Harcèlement conjugal : définition juridique et protection 2026
Le harcèlement conjugal est une forme insidieuse de violence psychologique qui s’installe progressivement au sein du couple. Contrairement aux idées reçues, il ne laisse pas de traces visibles, mais ses conséquences sont dévastatrices pour la victime. En 2026, la définition juridique du harcèlement conjugal a été précisée par la loi et la jurisprudence, offrant une protection renforcée aux personnes qui en sont victimes.
Cet article vous explique en détail ce que la loi entend par harcèlement conjugal, quels sont les actes reconnus par les tribunaux, et comment obtenir une protection juridique rapide — parfois gratuitement si vos ressources sont insuffisantes. Vous découvrirez également les recours concrets pour faire cesser ces agissements et les sanctions encourues par l’auteur.

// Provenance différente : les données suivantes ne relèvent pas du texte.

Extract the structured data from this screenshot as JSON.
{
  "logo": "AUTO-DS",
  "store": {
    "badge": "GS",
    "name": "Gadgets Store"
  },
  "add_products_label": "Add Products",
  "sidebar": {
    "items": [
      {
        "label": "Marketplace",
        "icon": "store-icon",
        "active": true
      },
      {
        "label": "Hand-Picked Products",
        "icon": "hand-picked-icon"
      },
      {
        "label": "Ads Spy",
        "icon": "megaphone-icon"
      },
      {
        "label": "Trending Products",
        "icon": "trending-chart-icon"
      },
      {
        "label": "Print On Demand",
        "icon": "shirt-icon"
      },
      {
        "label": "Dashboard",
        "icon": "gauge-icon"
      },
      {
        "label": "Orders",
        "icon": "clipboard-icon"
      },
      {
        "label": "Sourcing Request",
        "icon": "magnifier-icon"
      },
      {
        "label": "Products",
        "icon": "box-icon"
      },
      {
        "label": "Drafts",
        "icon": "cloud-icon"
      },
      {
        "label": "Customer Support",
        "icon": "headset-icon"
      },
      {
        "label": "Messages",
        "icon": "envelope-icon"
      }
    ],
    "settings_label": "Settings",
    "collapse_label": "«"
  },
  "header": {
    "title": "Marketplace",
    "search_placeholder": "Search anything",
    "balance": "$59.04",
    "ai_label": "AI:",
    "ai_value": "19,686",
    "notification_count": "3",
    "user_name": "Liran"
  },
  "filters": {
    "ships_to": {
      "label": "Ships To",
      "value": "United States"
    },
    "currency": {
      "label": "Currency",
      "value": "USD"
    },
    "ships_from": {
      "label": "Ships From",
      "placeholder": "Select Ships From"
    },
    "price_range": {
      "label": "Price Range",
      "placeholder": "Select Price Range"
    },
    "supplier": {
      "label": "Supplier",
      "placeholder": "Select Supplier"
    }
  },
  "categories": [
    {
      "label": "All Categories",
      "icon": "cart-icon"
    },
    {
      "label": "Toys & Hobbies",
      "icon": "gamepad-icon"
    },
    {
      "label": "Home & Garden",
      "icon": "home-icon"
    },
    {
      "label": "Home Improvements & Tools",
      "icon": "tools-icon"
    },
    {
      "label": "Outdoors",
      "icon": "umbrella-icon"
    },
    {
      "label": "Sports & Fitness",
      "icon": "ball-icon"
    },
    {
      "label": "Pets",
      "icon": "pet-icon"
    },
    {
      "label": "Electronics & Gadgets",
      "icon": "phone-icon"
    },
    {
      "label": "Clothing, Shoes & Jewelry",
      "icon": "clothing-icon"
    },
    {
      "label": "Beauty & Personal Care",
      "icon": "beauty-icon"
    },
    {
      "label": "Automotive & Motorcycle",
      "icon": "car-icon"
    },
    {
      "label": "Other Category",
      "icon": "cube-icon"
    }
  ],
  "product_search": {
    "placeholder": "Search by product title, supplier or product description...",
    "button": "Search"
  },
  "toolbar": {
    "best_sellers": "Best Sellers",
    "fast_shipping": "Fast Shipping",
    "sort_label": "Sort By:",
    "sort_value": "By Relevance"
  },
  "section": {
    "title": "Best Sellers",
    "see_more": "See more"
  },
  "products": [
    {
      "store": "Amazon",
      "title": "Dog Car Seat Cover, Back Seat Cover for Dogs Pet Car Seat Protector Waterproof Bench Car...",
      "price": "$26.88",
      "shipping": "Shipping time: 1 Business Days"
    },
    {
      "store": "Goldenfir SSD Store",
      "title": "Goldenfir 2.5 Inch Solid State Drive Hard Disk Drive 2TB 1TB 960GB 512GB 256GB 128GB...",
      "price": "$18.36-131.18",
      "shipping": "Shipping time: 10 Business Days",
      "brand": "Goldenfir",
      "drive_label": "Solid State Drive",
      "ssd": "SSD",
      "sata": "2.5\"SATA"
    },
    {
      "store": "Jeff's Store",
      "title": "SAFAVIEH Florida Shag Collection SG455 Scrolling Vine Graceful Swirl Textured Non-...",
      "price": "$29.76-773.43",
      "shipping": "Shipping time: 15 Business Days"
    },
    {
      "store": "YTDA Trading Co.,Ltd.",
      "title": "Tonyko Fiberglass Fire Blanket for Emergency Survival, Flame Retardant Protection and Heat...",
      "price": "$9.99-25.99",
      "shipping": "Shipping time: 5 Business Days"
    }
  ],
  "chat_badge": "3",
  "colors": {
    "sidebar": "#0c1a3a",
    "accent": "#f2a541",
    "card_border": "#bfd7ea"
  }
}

Que vous soyez vous-même confronté à cette situation ou que vous souhaitiez aider un proche, connaître la définition juridique du harcèlement conjugal est la première étape pour briser le silence et retrouver votre sécurité. Un avocat spécialisé peut vous accompagner en quelques jours, y compris si vous n’avez pas les moyens financiers.
🔑 Ce que vous allez apprendre
- La définition précise du harcèlement conjugal selon la loi 2026
- Les critères retenus par les juges pour qualifier les faits
- La différence avec d’autres formes de violences conjugales
- Les textes de loi applicables (articles 222-33-2-1, 132-80 du Code pénal)
- Les démarches pour obtenir une ordonnance de protection en urgence
- L’aide juridictionnelle pour bénéficier d’un avocat gratuit
1. Qu’est-ce que le harcèlement conjugal ? Définition juridique 2026
Le harcèlement conjugal est défini par l’article 222-33-2-1 du Code pénal comme le fait de harceler son conjoint, son partenaire de Pacs ou son concubin par des propos ou comportements répétés ayant pour objet ou pour effet une dégradation de ses conditions de vie se traduisant par une altération de sa santé physique ou mentale.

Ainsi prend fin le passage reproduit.